2015-09-06	update copyright headers and email addresses
	In the future, it should be possible to use this: git ls-files \| UPDATE_COPYRIGHT_HOLDER='all contributors' \ UPDATE_COPYRIGHT_USE_INTERVALS=2 \ xargs /path/to/gnulib/build-aux/update-copyright
2015-08-30	mid2path: clean MID of angle brackets '<>'
	We screwed up and needed to fix URL generation with '<>' in them. Regardless, users may attempt to copy and paste URLs with '<>' in them, do not punish them for that.
2015-08-27	mid: extract Message-ID from inside '<>'
	This is necessary for some mailers which include comment text in in the In-Reply-To header, merely assuming there is nothing outside of '<>' as we were doing is not enough.
2015-08-25	mid: mid_compressed => mid_compress
	Consistently name mid_* functions as verbs.
2015-08-17	view: always compress Message-IDs for anchors
	Valid URLs do not make valid anchor ids.

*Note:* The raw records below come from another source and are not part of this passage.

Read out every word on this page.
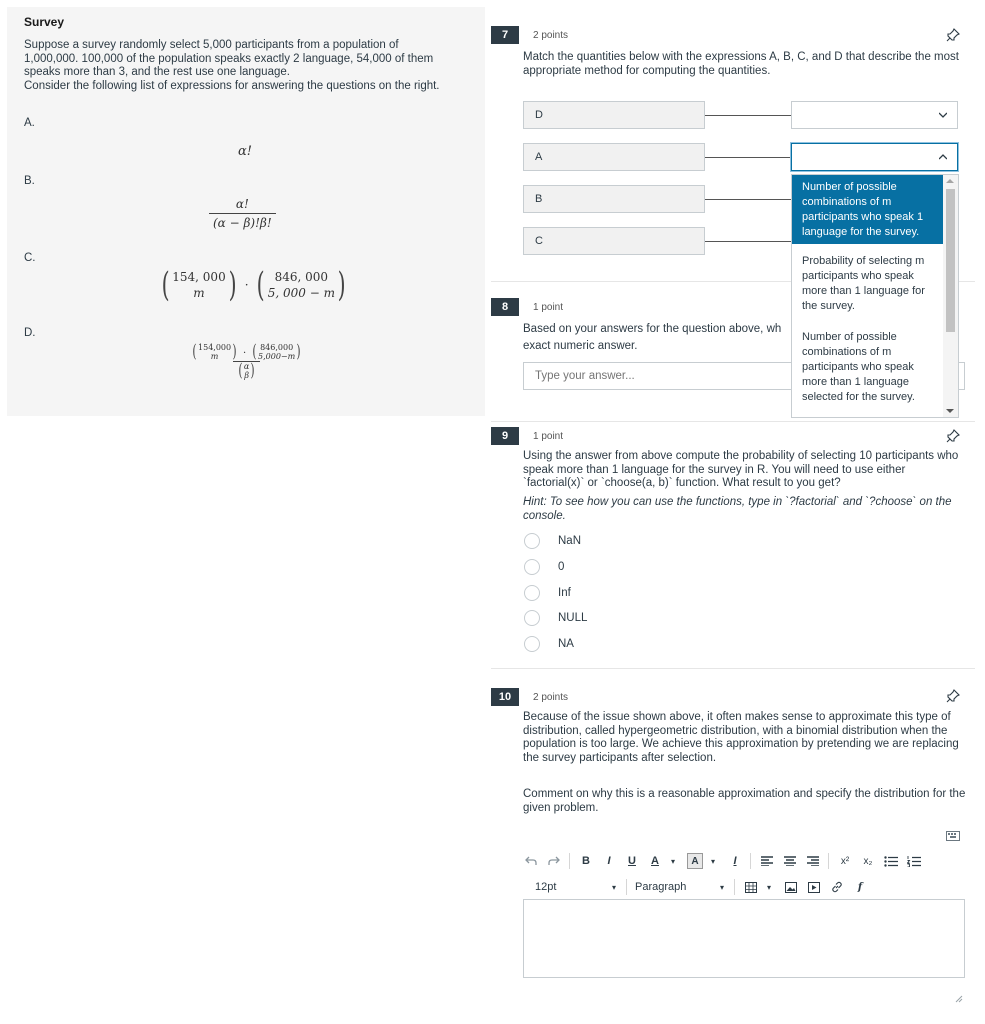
Survey
Suppose a survey randomly select 5,000 participants from a population of
1,000,000. 100,000 of the population speaks exactly 2 language, 54,000 of them
speaks more than 3, and the rest use one language.
Consider the following list of expressions for answering the questions on the right.
A.
α!
B.
$\frac{\alpha!}{(\alpha - \beta)!\beta!}$
C.
( 154, 000
m ) · ( 846, 000
5, 000 − m )
D.
( 154,000
m ) · ( 846,000
5,000−m )
( α
β )
7	2 points
Match the quantities below with the expressions A, B, C, and D that describe the most appropriate method for computing the quantities.
D
A
B
C
8	1 point
Based on your answers for the question above, wh
exact numeric answer.
Type your answer...
Number of possible combinations of m participants who speak 1 language for the survey.
Probability of selecting m participants who speak more than 1 language for the survey.
Number of possible combinations of m participants who speak more than 1 language selected for the survey.
9	1 point
Using the answer from above compute the probability of selecting 10 participants who speak more than 1 language for the survey in R. You will need to use either `factorial(x)` or `choose(a, b)` function. What result to you get?
Hint: To see how you can use the functions, type in `?factorial` and `?choose` on the console.
NaN
0
Inf
NULL
NA
10	2 points
Because of the issue shown above, it often makes sense to approximate this type of distribution, called hypergeometric distribution, with a binomial distribution when the population is too large. We achieve this approximation by pretending we are replacing the survey participants after selection.
Comment on why this is a reasonable approximation and specify the distribution for the given problem.
B	I	U	A	▾	A	▾	I	x²	x₂
12pt	▾	Paragraph	▾	▾	f
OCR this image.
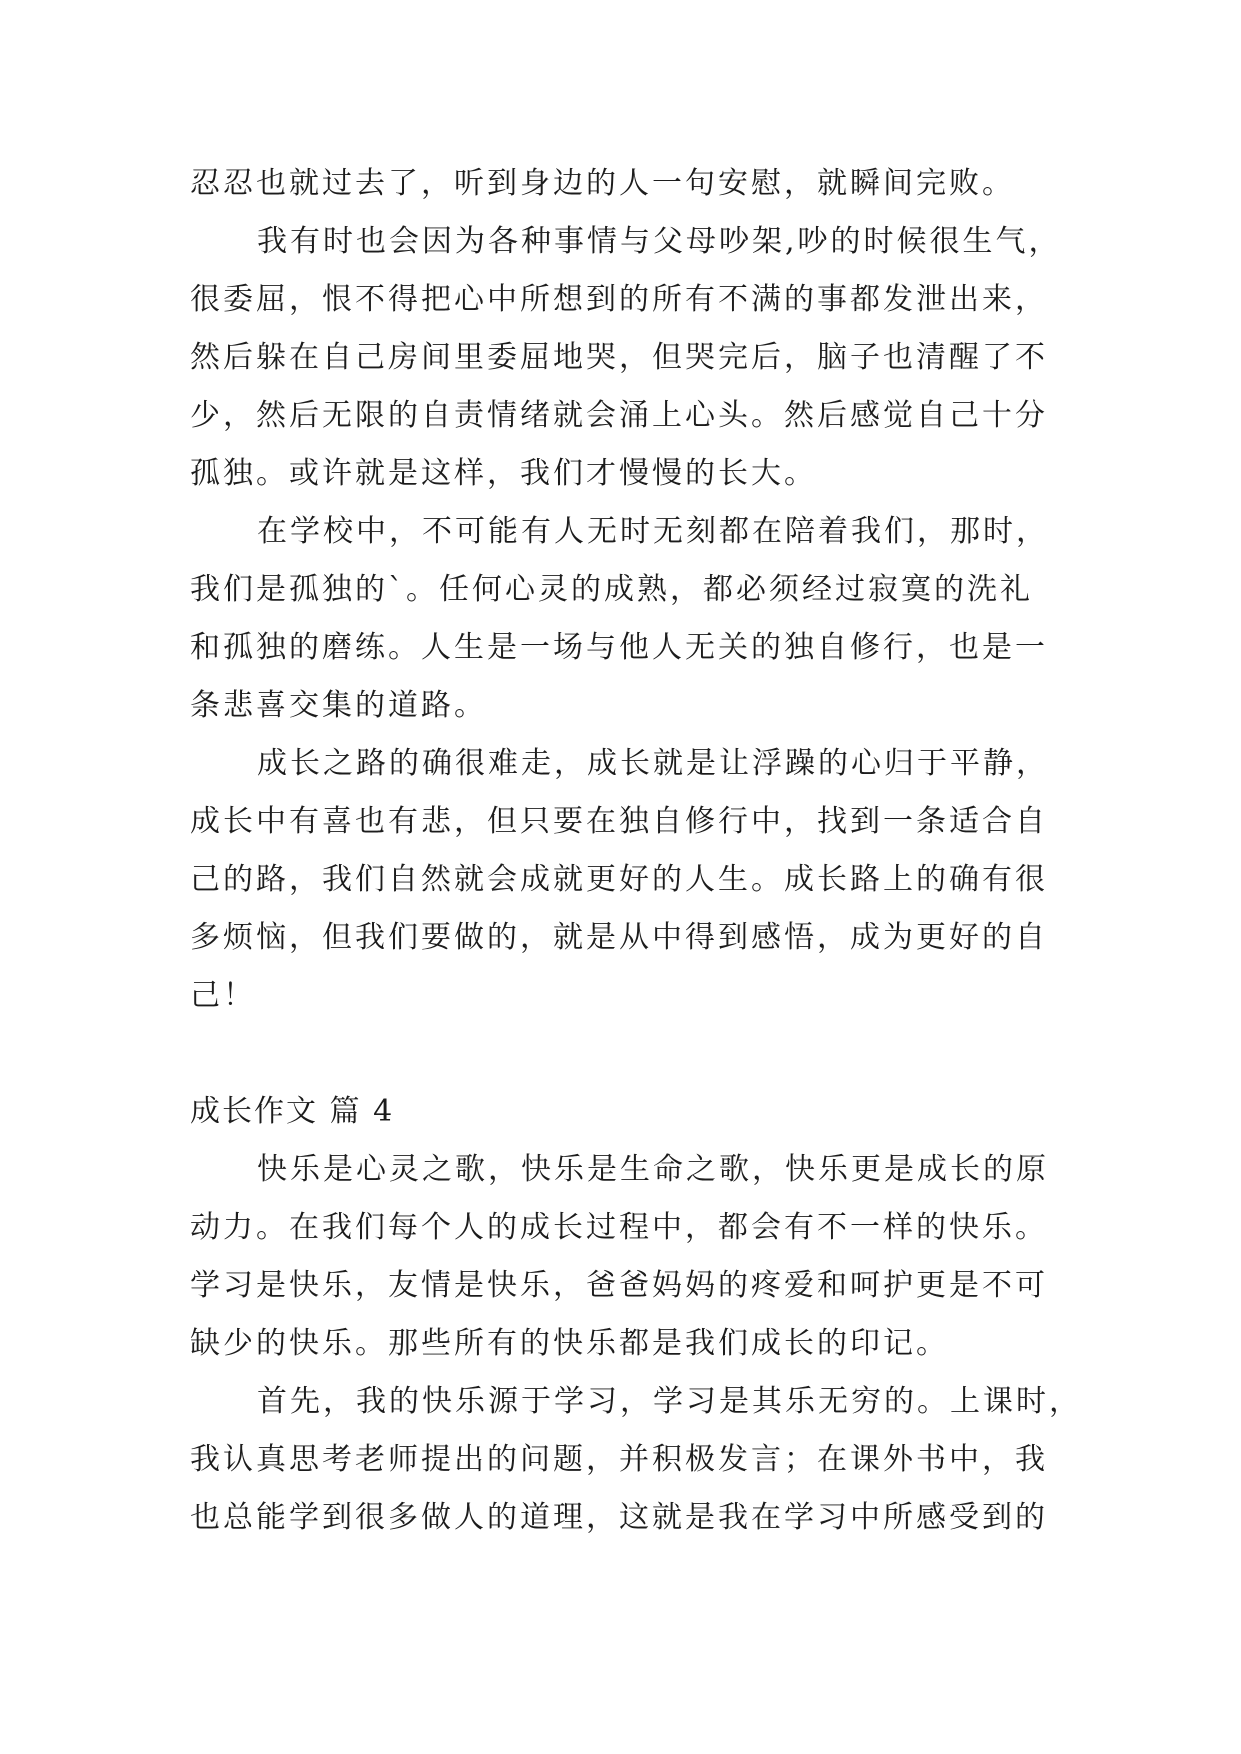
忍忍也就过去了，听到身边的人一句安慰，就瞬间完败。
我有时也会因为各种事情与父母吵架,吵的时候很生气，
很委屈，恨不得把心中所想到的所有不满的事都发泄出来，
然后躲在自己房间里委屈地哭，但哭完后，脑子也清醒了不
少，然后无限的自责情绪就会涌上心头。然后感觉自己十分
孤独。或许就是这样，我们才慢慢的长大。
在学校中，不可能有人无时无刻都在陪着我们，那时，
我们是孤独的`。任何心灵的成熟，都必须经过寂寞的洗礼
和孤独的磨练。人生是一场与他人无关的独自修行，也是一
条悲喜交集的道路。
成长之路的确很难走，成长就是让浮躁的心归于平静，
成长中有喜也有悲，但只要在独自修行中，找到一条适合自
己的路，我们自然就会成就更好的人生。成长路上的确有很
多烦恼，但我们要做的，就是从中得到感悟，成为更好的自
己！
成长作文 篇 4
快乐是心灵之歌，快乐是生命之歌，快乐更是成长的原
动力。在我们每个人的成长过程中，都会有不一样的快乐。
学习是快乐，友情是快乐，爸爸妈妈的疼爱和呵护更是不可
缺少的快乐。那些所有的快乐都是我们成长的印记。
首先，我的快乐源于学习，学习是其乐无穷的。上课时，
我认真思考老师提出的问题，并积极发言；在课外书中，我
也总能学到很多做人的道理，这就是我在学习中所感受到的
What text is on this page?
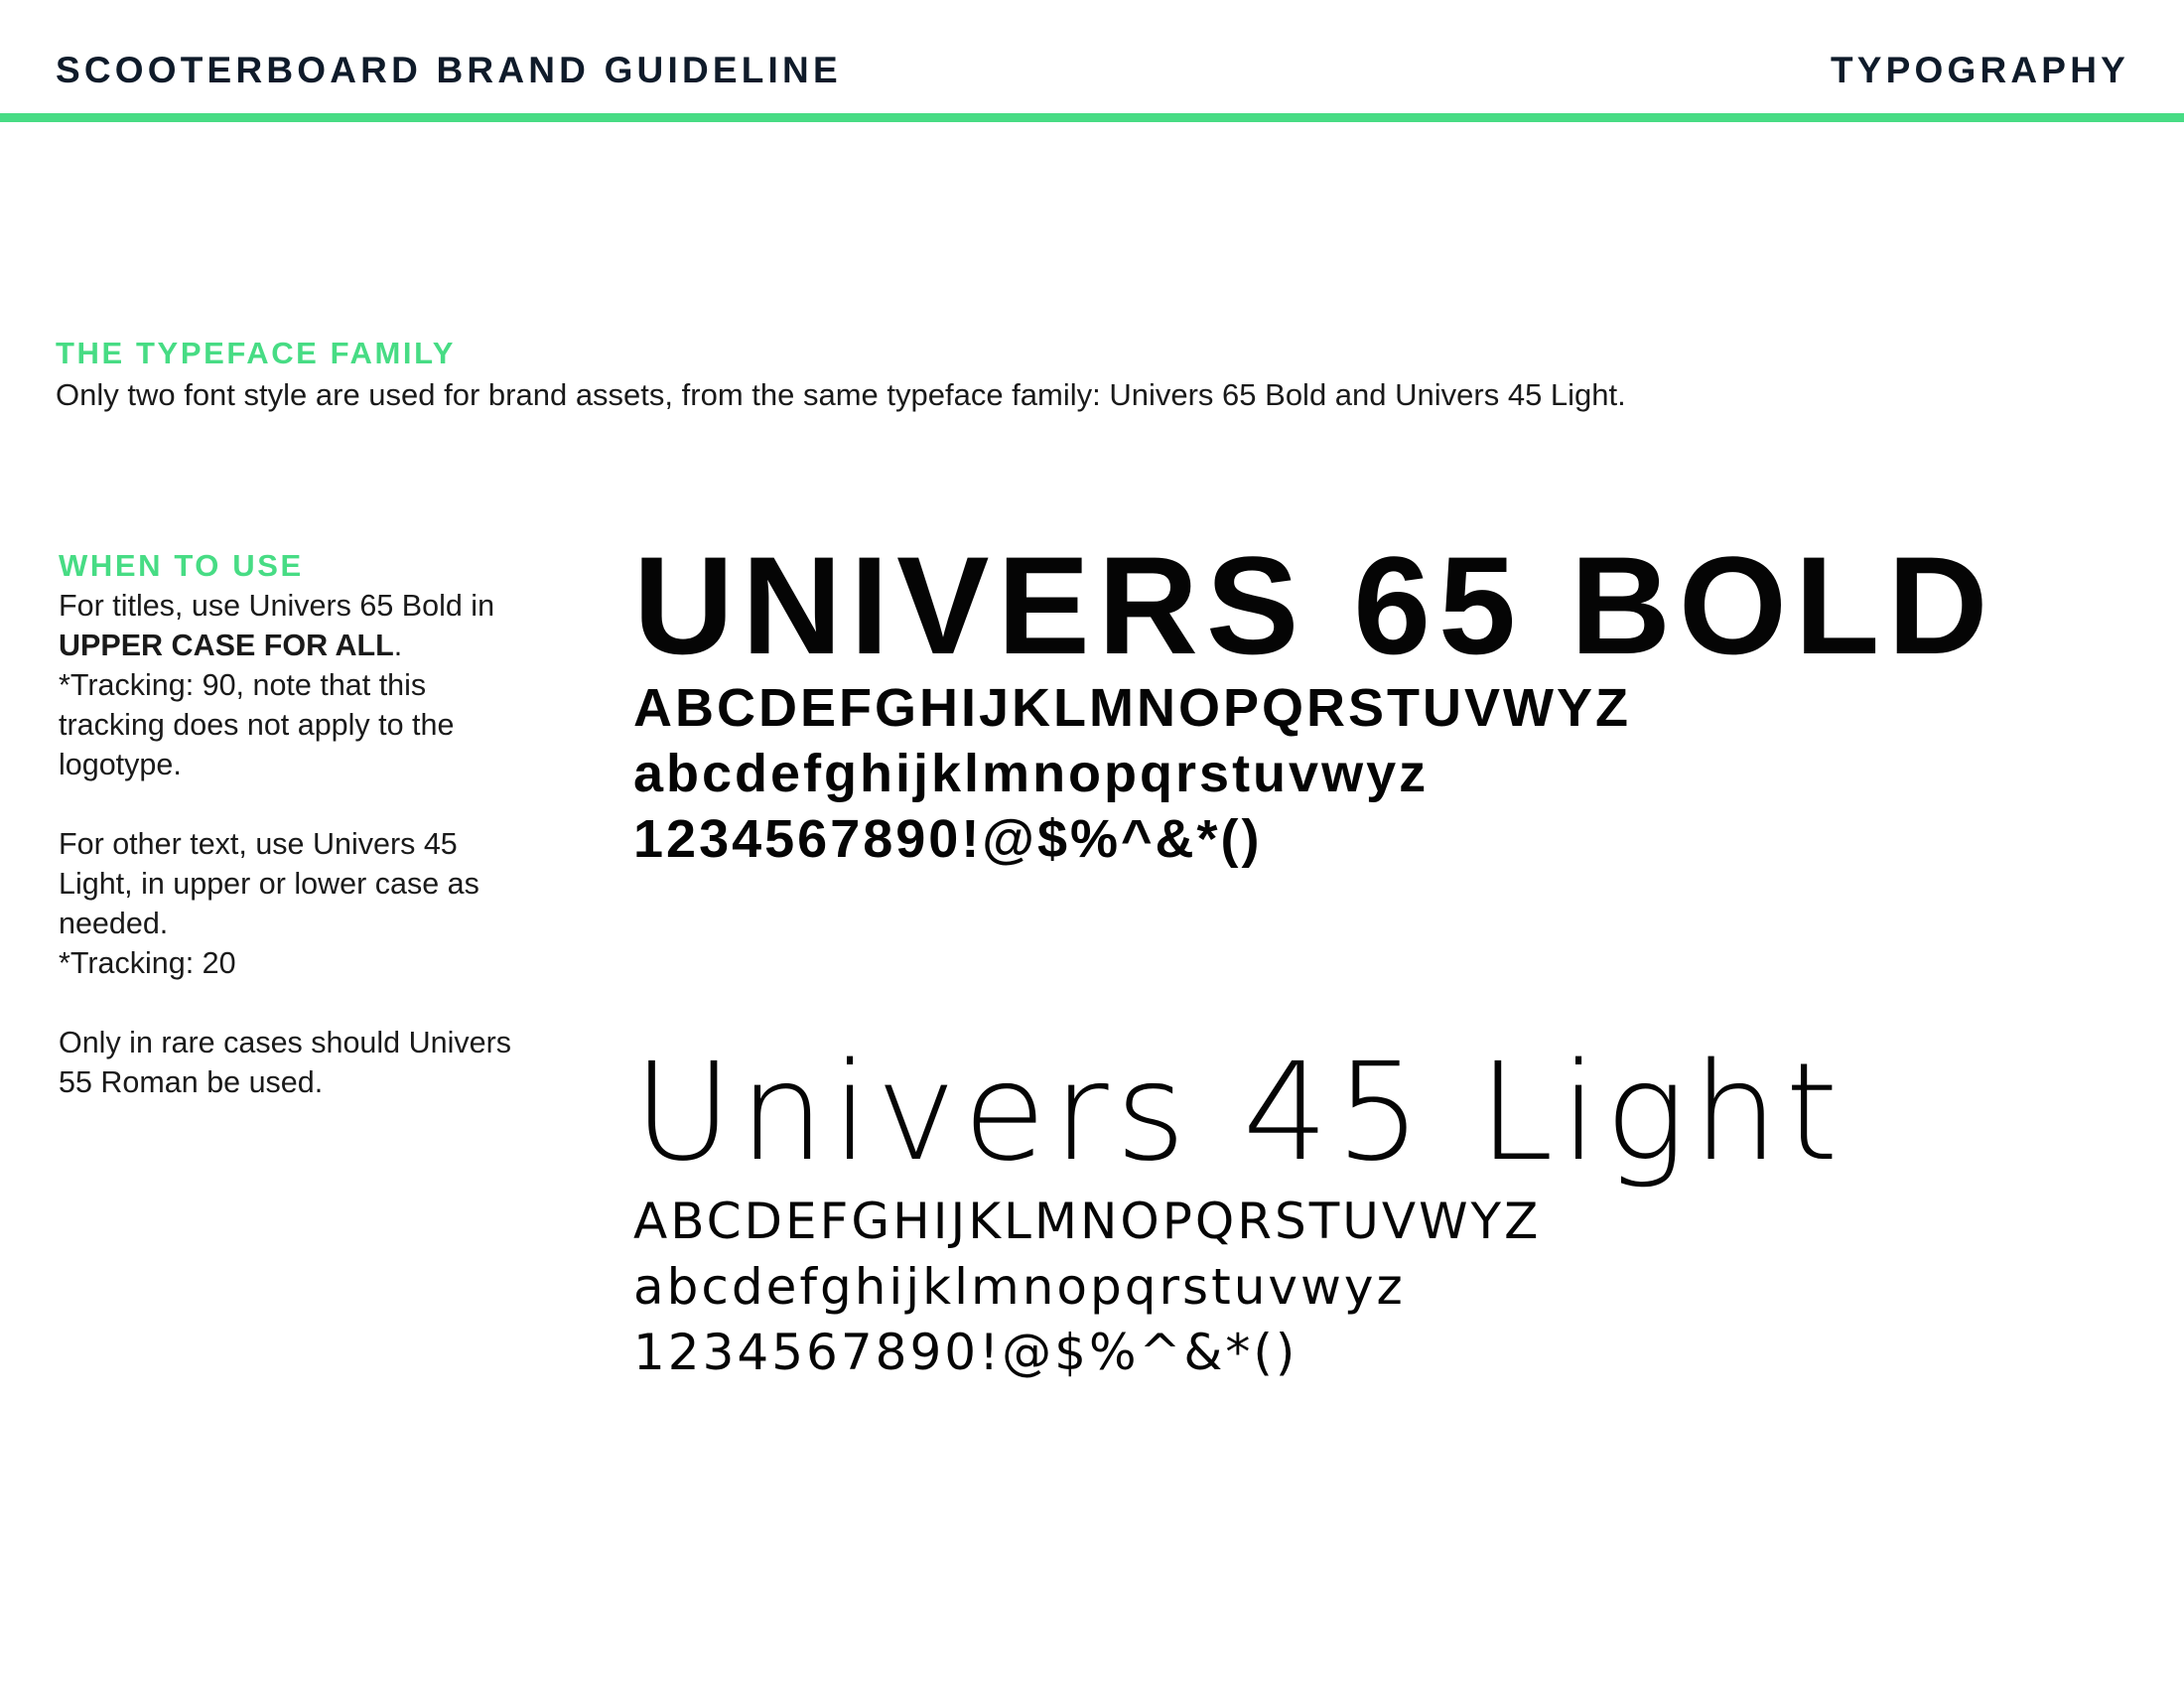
SCOOTERBOARD BRAND GUIDELINE	TYPOGRAPHY
THE TYPEFACE FAMILY
Only two font style are used for brand assets, from the same typeface family: Univers 65 Bold and Univers 45 Light.
WHEN TO USE

For titles, use Univers 65 Bold in UPPER CASE FOR ALL.
*Tracking: 90, note that this tracking does not apply to the logotype.

For other text, use Univers 45 Light, in upper or lower case as needed.
*Tracking: 20

Only in rare cases should Univers 55 Roman be used.

UNIVERS 65 BOLD
ABCDEFGHIJKLMNOPQRSTUVWYZ
abcdefghijklmnopqrstuvwyz
1234567890!@$%^&*()
Univers 45 Light
ABCDEFGHIJKLMNOPQRSTUVWYZ
abcdefghijklmnopqrstuvwyz
1234567890!@$%^&*()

2015-08-17	mid: compress Message-IDs with '%' in them
	Some HTTP servers (apache2 2.2.22-13+deb7u5) on my system apparently do not handle "%25" correctly. I'm not yet sure if it's something weird with my rewrite rules or what....
2015-08-16	view: deduplicate common code for loading search results
	More to come later.
2015-08-15	extract redundant Message-ID handling code
	Quit repeating ourselves and use a common MID module instead.